Wednesday 12 December 2018

More than €2bn wiped off Iseq amid trade jitters and Brexit fears

US President Donald Trump. Photo: REUTERS
US President Donald Trump. Photo: REUTERS
Gavin McLoughlin

Gavin McLoughlin

More than €2bn was wiped off Irish shares yesterday, with the Iseq index hit hard by a double whammy of global jitters over trade, and continuing fears of a hard Brexit.

The index lost 2.5pc, with a host of big names including CRH and Smurfit Kappa losing ground.

Bigger companies carry more weight on the index - so a bad day for CRH is enough to have a substantial effect on the Iseq's value.
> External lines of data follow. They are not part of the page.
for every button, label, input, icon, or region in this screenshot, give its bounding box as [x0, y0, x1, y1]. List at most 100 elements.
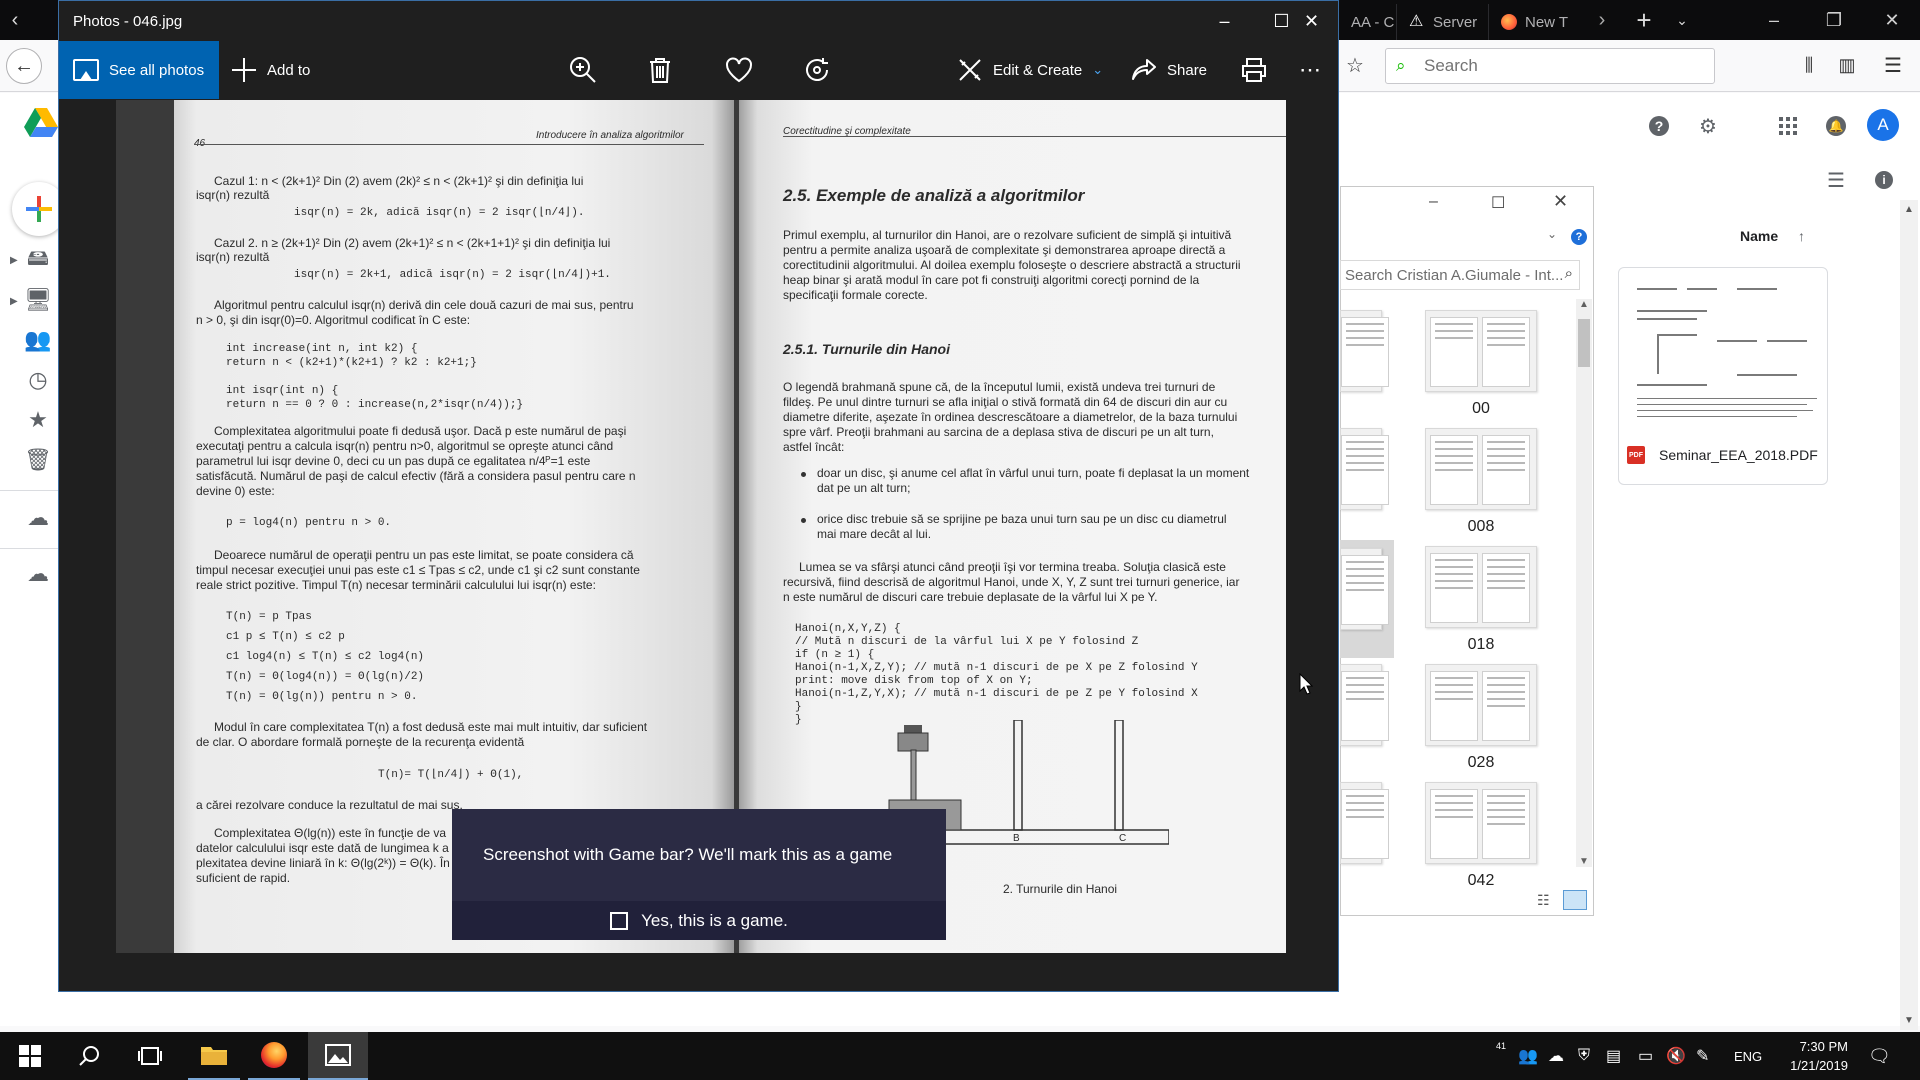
text-line: n este numărul de discuri care trebuie d… [783, 590, 1158, 604]
folder-thumbnail[interactable] [1340, 782, 1389, 864]
back-button[interactable]: ← [6, 48, 42, 84]
ff-close-icon[interactable]: ✕ [1864, 0, 1920, 40]
photos-titlebar: Photos - 046.jpg [59, 1, 1338, 41]
help-icon[interactable]: ? [1571, 229, 1587, 245]
edit-create-button[interactable]: Edit & Create ⌄ [957, 41, 1103, 99]
scroll-up-icon[interactable]: ▲ [1579, 299, 1589, 310]
menu-icon[interactable]: ☰ [1880, 52, 1906, 78]
computers-icon[interactable]: 🖥 [22, 284, 54, 316]
expand-arrow-icon[interactable]: ▶ [10, 296, 18, 307]
ribbon-expand-icon[interactable]: ⌄ [1547, 227, 1557, 241]
onedrive-icon[interactable]: ☁ [1548, 1032, 1564, 1080]
share-button[interactable]: Share [1131, 41, 1207, 99]
delete-button[interactable] [648, 41, 682, 99]
list-view-icon[interactable]: ☰ [1822, 166, 1850, 194]
drive-logo-icon[interactable] [24, 108, 58, 138]
folder-thumbnail[interactable] [1340, 428, 1389, 510]
details-view-icon[interactable]: ☷ [1537, 892, 1555, 908]
backups-icon[interactable]: ☁ [22, 502, 54, 534]
search-button[interactable] [64, 1032, 116, 1080]
battery-icon[interactable]: ▭ [1638, 1032, 1653, 1080]
folder-thumbnail-028[interactable] [1425, 664, 1537, 746]
window-title: Photos - 046.jpg [73, 12, 183, 30]
photos-minimize-icon[interactable]: – [1196, 1, 1253, 41]
game-checkbox[interactable] [610, 911, 629, 930]
text-line: parametrul lui isqr devine 0, deci cu un… [196, 454, 591, 468]
folder-thumbnail-00[interactable] [1425, 310, 1537, 392]
explorer-search-input[interactable]: Search Cristian A.Giumale - Int... ⌕ [1340, 260, 1580, 290]
clock[interactable]: 7:30 PM 1/21/2019 [1778, 1032, 1848, 1080]
folder-label: 00 [1472, 400, 1490, 417]
file-name-label: Seminar_EEA_2018.PDF [1659, 447, 1818, 463]
bookmark-star-icon[interactable]: ☆ [1342, 52, 1368, 78]
see-all-photos-button[interactable]: See all photos [59, 41, 219, 99]
firefox-button[interactable] [248, 1032, 300, 1080]
input-language[interactable]: ENG [1734, 1032, 1762, 1080]
shared-with-me-icon[interactable]: 👥 [22, 324, 54, 356]
apps-grid-icon[interactable] [1774, 112, 1802, 140]
photos-close-icon[interactable]: ✕ [1283, 1, 1340, 41]
account-avatar[interactable]: A [1867, 109, 1899, 141]
text-line: executaţi pentru a calcula isqr(n) pentr… [196, 439, 614, 453]
start-button[interactable] [4, 1032, 56, 1080]
gamebar-checkbox-row[interactable]: Yes, this is a game. [452, 901, 946, 940]
explorer-close-icon[interactable]: ✕ [1553, 191, 1568, 212]
ff-restore-icon[interactable]: ❐ [1806, 0, 1862, 40]
tab-new[interactable]: New T [1488, 4, 1582, 40]
explorer-maximize-icon[interactable]: ☐ [1491, 193, 1505, 213]
explorer-minimize-icon[interactable]: – [1429, 193, 1438, 211]
tab-scroll-left-icon[interactable]: ‹ [0, 0, 30, 40]
notifications-icon[interactable]: 🔔 [1822, 112, 1850, 140]
scroll-down-icon[interactable]: ▼ [1904, 1015, 1914, 1026]
scroll-down-icon[interactable]: ▼ [1579, 856, 1589, 867]
large-icons-view-icon[interactable] [1563, 890, 1587, 910]
tab-aa[interactable]: AA - C [1338, 4, 1396, 40]
sidebar-icon[interactable]: ▥ [1834, 52, 1860, 78]
library-icon[interactable]: ⫼ [1796, 52, 1822, 78]
folder-thumbnail-018[interactable] [1425, 546, 1537, 628]
list-all-tabs-icon[interactable]: ⌄ [1664, 0, 1700, 40]
folder-thumbnail[interactable] [1340, 548, 1389, 630]
tab-server[interactable]: ⚠ Server [1396, 4, 1488, 40]
file-explorer-button[interactable] [188, 1032, 240, 1080]
help-icon[interactable]: ? [1645, 112, 1673, 140]
sort-by-name[interactable]: Name ↑ [1740, 228, 1805, 244]
people-icon[interactable]: 👥 [1518, 1032, 1538, 1080]
storage-icon[interactable]: ☁ [22, 558, 54, 590]
rotate-button[interactable] [803, 41, 841, 99]
scroll-up-icon[interactable]: ▲ [1904, 204, 1914, 215]
folder-thumbnail[interactable] [1340, 310, 1389, 392]
ff-minimize-icon[interactable]: – [1746, 0, 1802, 40]
folder-thumbnail-008[interactable] [1425, 428, 1537, 510]
security-shield-icon[interactable]: ⛨ [1578, 1032, 1590, 1080]
recent-icon[interactable]: ◷ [22, 364, 54, 396]
print-button[interactable] [1241, 41, 1277, 99]
pen-icon[interactable]: ✎ [1696, 1032, 1709, 1080]
scroll-thumb[interactable] [1578, 319, 1590, 367]
my-drive-icon[interactable]: 🖴 [22, 244, 54, 276]
page-scrollbar[interactable]: ▲ ▼ [1900, 200, 1918, 1030]
action-center-icon[interactable]: 🗨 [1868, 1032, 1891, 1080]
more-options-button[interactable]: ⋯ [1299, 41, 1321, 99]
details-info-icon[interactable]: i [1870, 166, 1898, 194]
folder-thumbnail[interactable] [1340, 664, 1389, 746]
new-tab-icon[interactable]: + [1626, 0, 1662, 40]
file-card[interactable]: PDF Seminar_EEA_2018.PDF [1618, 267, 1828, 485]
trash-icon[interactable]: 🗑 [22, 444, 54, 476]
text-line: datelor calculului isqr este dată de lun… [196, 841, 459, 855]
bullet-text: orice disc trebuie să se sprijine pe baz… [817, 512, 1227, 526]
network-icon[interactable]: ▤ [1606, 1032, 1621, 1080]
expand-arrow-icon[interactable]: ▶ [10, 255, 18, 266]
starred-icon[interactable]: ★ [22, 404, 54, 436]
photos-button[interactable] [308, 1032, 368, 1080]
volume-muted-icon[interactable]: 🔇 [1666, 1032, 1686, 1080]
folder-thumbnail-042[interactable] [1425, 782, 1537, 864]
zoom-button[interactable] [569, 41, 607, 99]
task-view-button[interactable] [124, 1032, 176, 1080]
add-to-button[interactable]: Add to [231, 41, 310, 99]
settings-gear-icon[interactable]: ⚙ [1694, 112, 1722, 140]
favorite-button[interactable] [725, 41, 763, 99]
tab-scroll-right-icon[interactable]: › [1588, 0, 1616, 40]
search-input[interactable]: ⌕ Search [1385, 48, 1715, 84]
explorer-scrollbar[interactable]: ▲ ▼ [1576, 299, 1592, 867]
Markets had rallied worldwide a day earlier, after news that the US and China had agreed a 90-day ceasefire in their trade dispute, with no new tariffs to be introduced in that period.

US President Donald Trump tweeted afterwards that China had agreed to "reduce and remove" tariffs on cars imported from the US.

But yesterday his economic adviser Larry Kudlow said in a television interview that the White House doesn't yet have a deal with China to reduce tariffs on US-made cars.

Officials in Beijing declined to comment on the tweet and have not confirmed such an agreement.

Alan Breen, senior stockbroker at Cantor Fitzgerald Ireland, told the Irish Independent investors had been looking to shed risk yesterday, with Government bonds - seen as safer assets - in demand. He said that despite a strong performance by markets on Monday, many of the big Irish names had failed to advance as part of that.

"I'd say there's still a negative perception on Ireland against the backdrop of Brexit ... there's no major reason to take on the Irish story per se against this backdrop."